There’s a feral melodicism at play on Good Days; on most songs, the melody is a blur, ripping through the rhythms like a machete slicing through overgrowth. Take opening track “Orgasm,” where calm patience gives way to abrupt outbursts of dissonance. The probing “Strange Wing” moves to a harmonic tipping point that seems to capture the feeling of drifting in space. Throughout, echoes of the past resonate as strongly as signals from the present day. For Schlarb, the opportunity to produce them also offered a kind of symmetry between past and present. “I grew up listening to this band, and I was influenced by them,” he says. “During the sessions, I just gave them back what they gave to me.”

The concept of influence is twofold. “We were influenced by everything going on around us [in Chicago], and we drew off that,” Mazurek explains. “I’d like to think we influenced other musicians as we did each other.” Taylor expands on that idea. “It’s a family,” he says. “It’s something I took for granted, growing up in Chicago in the ‘90s.
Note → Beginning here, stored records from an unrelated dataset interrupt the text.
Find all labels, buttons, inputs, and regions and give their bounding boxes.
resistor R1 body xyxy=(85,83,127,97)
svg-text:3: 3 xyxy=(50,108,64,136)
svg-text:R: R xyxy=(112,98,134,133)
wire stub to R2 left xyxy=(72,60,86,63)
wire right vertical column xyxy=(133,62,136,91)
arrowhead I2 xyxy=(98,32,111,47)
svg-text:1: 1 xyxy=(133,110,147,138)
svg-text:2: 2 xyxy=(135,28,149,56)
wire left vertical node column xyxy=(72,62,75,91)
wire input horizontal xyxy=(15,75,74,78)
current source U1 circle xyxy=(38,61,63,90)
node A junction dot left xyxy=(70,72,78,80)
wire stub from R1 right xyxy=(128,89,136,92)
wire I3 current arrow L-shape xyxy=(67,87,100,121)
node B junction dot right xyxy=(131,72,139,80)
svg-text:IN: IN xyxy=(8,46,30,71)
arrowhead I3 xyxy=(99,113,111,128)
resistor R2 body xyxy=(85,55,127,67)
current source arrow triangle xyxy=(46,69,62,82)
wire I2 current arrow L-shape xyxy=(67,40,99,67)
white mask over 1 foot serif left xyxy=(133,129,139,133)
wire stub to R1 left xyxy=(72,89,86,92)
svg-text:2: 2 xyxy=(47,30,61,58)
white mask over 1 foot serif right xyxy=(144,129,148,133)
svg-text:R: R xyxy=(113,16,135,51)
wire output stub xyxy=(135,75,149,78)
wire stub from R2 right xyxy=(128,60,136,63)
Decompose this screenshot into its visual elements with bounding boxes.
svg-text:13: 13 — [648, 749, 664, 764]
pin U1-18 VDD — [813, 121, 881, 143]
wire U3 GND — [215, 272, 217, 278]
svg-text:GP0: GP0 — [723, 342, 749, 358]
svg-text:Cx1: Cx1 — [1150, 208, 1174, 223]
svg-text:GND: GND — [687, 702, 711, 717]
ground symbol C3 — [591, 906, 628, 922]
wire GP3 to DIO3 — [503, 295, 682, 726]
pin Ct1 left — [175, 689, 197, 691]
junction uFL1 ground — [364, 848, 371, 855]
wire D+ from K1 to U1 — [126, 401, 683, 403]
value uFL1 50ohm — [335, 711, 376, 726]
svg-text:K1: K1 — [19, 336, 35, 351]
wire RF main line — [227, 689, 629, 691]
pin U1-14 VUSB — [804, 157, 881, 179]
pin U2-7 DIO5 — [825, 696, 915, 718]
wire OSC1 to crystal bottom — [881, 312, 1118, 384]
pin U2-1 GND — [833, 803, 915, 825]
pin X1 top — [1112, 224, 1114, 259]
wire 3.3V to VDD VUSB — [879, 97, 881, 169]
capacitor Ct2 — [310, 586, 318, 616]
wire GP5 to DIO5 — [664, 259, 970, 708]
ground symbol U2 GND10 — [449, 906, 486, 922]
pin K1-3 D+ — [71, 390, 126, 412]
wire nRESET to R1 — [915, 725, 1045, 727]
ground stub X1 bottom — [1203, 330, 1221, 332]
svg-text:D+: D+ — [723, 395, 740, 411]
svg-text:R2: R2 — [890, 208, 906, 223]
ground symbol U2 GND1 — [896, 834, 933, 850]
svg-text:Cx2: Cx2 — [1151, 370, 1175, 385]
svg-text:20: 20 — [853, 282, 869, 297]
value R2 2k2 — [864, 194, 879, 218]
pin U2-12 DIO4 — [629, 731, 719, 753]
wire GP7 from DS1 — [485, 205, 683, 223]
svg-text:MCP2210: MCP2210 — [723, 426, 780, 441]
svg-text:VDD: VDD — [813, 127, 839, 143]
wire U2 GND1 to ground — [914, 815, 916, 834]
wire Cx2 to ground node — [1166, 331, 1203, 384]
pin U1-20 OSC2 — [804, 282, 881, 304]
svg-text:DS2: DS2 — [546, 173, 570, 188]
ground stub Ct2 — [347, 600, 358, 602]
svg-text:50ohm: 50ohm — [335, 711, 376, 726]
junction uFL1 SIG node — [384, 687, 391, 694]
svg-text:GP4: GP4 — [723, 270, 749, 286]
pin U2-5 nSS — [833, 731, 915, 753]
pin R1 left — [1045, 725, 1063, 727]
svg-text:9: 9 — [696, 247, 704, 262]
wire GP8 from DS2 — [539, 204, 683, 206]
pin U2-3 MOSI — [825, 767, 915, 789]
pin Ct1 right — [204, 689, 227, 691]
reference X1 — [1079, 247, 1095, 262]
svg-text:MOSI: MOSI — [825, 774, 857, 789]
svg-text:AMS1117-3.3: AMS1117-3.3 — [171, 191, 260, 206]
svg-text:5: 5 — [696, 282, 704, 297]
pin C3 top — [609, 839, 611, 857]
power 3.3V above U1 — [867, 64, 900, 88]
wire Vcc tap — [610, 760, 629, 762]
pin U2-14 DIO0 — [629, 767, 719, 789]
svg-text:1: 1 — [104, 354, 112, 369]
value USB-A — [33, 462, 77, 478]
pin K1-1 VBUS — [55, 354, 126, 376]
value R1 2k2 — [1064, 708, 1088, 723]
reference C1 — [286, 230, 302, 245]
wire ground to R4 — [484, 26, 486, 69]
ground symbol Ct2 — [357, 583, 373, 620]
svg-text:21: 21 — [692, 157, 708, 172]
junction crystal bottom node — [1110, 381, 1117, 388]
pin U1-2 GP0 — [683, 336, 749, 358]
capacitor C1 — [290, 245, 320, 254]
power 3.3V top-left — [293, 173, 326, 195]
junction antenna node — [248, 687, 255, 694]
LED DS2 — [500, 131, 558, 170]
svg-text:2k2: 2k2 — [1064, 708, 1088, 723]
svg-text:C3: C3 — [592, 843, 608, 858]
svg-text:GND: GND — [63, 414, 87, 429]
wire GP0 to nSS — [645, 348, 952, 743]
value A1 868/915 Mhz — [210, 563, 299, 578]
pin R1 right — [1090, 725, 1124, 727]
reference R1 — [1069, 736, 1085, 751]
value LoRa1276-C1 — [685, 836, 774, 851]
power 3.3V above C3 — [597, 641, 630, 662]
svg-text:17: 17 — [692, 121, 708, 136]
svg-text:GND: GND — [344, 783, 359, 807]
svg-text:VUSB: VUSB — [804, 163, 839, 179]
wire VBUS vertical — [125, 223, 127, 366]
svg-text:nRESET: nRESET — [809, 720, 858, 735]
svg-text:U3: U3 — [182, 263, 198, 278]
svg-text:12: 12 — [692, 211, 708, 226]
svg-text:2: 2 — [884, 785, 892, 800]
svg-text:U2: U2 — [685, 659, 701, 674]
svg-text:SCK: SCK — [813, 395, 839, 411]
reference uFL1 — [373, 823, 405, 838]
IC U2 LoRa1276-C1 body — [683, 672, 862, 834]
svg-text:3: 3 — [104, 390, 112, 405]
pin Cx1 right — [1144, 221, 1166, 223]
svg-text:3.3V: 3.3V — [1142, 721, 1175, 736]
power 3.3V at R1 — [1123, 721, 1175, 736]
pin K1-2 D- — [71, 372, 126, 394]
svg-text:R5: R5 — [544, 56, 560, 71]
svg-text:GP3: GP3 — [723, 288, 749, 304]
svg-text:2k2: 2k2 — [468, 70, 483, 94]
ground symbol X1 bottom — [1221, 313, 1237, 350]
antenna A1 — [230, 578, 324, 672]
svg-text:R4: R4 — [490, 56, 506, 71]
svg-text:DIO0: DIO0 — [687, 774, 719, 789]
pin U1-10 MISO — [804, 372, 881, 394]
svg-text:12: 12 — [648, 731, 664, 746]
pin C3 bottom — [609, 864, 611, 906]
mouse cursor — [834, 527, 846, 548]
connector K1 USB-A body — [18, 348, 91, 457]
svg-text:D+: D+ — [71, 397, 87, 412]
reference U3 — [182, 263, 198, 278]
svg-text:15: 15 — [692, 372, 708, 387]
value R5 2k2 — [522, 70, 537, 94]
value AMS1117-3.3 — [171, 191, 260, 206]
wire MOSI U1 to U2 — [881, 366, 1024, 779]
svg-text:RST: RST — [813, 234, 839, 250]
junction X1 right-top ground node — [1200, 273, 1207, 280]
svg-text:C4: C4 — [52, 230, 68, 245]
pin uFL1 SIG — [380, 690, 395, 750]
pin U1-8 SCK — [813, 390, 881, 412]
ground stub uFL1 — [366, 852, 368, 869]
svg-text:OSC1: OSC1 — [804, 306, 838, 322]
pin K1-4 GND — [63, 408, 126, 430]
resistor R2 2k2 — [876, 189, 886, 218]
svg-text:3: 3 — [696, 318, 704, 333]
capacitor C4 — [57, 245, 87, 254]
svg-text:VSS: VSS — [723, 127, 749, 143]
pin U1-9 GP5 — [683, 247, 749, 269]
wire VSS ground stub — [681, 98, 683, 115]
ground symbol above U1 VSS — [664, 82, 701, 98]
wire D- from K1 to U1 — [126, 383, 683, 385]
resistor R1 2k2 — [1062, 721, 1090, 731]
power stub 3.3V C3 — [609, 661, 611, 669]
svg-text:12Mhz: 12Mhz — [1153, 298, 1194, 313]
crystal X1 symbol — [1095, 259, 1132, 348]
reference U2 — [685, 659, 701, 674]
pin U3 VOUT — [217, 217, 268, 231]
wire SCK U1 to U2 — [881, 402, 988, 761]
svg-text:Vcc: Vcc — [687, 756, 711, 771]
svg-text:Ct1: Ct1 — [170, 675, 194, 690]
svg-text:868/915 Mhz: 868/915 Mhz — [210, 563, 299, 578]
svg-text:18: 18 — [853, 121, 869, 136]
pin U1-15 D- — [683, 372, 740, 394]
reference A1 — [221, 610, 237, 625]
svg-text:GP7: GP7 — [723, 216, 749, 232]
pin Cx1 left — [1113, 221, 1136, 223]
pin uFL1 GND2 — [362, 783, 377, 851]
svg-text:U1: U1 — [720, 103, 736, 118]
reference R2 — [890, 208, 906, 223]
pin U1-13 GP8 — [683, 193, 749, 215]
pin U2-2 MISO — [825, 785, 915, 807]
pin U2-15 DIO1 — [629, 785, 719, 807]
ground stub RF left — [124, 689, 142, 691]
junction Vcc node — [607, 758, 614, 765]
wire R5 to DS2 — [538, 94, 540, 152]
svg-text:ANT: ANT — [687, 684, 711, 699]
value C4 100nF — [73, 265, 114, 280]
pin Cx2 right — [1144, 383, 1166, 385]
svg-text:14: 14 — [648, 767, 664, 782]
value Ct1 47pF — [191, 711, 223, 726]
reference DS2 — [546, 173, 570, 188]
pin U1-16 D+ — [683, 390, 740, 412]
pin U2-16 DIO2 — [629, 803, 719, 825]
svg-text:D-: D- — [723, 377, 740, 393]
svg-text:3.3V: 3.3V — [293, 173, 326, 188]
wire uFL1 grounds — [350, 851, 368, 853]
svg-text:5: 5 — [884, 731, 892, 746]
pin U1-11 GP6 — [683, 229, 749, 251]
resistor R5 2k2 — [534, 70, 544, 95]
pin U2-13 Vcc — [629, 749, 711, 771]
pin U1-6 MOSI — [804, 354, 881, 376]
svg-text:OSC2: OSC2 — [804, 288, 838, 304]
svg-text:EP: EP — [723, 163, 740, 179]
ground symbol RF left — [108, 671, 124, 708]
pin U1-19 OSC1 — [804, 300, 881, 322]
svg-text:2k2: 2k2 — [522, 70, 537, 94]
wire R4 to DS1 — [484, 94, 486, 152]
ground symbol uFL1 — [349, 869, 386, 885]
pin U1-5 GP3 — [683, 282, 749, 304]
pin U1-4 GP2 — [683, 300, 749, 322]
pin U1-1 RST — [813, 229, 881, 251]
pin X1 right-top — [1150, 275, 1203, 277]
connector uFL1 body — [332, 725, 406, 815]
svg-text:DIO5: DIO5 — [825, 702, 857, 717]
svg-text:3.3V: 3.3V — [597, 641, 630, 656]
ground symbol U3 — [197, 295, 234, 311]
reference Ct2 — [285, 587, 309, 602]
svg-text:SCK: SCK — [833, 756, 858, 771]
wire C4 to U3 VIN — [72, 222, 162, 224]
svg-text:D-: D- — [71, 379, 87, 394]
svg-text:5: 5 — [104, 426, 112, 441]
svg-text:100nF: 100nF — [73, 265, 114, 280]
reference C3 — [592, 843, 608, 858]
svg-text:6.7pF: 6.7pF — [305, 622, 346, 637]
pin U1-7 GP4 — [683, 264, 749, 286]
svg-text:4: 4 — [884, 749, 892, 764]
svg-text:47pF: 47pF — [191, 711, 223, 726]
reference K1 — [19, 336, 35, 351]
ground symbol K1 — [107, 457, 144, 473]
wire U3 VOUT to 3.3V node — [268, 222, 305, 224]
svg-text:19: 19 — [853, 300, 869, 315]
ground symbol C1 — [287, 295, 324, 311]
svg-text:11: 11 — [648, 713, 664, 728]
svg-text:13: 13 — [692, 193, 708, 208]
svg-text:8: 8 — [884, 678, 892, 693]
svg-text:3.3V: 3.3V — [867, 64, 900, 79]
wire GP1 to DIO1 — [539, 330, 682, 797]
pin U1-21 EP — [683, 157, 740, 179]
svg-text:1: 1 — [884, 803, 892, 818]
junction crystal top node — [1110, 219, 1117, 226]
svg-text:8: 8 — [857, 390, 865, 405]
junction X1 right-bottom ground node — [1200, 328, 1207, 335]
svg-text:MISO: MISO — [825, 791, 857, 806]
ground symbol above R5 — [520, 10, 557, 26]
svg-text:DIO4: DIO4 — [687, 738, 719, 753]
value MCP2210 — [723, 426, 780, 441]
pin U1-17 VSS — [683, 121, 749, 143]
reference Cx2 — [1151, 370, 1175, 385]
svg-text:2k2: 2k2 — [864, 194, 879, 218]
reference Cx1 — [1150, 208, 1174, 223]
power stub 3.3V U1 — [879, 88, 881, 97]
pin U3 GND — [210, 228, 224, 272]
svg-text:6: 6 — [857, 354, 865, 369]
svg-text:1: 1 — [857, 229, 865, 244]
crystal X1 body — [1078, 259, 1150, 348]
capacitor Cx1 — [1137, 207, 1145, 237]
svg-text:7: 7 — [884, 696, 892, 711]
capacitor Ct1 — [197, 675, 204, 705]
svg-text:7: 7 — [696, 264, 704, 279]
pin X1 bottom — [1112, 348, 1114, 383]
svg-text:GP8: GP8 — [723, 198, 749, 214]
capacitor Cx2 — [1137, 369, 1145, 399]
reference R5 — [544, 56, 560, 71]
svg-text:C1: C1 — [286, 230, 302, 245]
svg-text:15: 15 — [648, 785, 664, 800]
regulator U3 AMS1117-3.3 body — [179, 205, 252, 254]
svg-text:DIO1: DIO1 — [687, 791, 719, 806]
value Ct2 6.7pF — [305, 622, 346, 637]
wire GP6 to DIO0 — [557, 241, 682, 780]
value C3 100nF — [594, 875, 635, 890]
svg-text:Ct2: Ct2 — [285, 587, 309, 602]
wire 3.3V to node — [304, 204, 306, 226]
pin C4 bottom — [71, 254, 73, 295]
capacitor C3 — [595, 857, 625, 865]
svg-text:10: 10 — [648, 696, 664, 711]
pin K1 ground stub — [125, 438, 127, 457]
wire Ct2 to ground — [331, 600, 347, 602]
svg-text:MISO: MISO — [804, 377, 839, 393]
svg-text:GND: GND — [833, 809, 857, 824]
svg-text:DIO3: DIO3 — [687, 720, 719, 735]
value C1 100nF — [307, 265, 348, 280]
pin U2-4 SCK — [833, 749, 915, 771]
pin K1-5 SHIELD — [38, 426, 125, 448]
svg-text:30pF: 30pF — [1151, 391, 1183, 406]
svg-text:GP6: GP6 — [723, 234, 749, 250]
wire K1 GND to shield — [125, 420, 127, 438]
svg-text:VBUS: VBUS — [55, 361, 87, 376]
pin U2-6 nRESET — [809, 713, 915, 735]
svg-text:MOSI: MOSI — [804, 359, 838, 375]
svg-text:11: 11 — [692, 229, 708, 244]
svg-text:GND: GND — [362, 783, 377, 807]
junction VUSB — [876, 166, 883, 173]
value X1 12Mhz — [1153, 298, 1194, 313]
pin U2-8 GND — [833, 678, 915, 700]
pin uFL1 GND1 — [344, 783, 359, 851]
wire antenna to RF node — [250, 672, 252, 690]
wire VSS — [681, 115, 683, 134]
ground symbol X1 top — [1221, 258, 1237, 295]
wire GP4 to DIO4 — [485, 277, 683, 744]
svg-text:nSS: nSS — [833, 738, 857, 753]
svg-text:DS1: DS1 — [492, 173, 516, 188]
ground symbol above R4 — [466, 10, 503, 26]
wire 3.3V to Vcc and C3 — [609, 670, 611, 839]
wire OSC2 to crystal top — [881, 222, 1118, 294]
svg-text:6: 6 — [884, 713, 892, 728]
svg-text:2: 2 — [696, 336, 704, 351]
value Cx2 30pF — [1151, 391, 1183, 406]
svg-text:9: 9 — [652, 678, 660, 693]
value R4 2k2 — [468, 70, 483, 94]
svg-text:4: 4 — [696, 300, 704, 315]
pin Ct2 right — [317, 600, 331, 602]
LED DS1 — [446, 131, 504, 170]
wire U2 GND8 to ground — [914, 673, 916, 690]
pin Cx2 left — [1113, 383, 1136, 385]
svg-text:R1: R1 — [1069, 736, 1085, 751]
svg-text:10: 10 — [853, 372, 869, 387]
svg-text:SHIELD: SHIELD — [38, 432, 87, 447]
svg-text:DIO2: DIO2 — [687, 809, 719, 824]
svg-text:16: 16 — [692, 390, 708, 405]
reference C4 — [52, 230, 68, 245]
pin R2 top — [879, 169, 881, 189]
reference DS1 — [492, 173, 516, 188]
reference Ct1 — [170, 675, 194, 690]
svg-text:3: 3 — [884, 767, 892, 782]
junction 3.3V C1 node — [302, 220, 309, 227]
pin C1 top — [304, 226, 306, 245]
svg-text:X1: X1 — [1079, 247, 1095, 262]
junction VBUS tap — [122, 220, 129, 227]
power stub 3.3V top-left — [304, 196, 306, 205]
Bands like Tortoise, Sam Prekop, Isotope 217, Chicago Underground—it really was this family. I didn’t realize it at that time. We didn’t just play. We hung out all the time, and we talked about new ideas. And even though we’ve moved away and gone on to different things, it still does feel like a family. And when the three of us got together, it felt like we were picking up right where we left it 20 years ago.”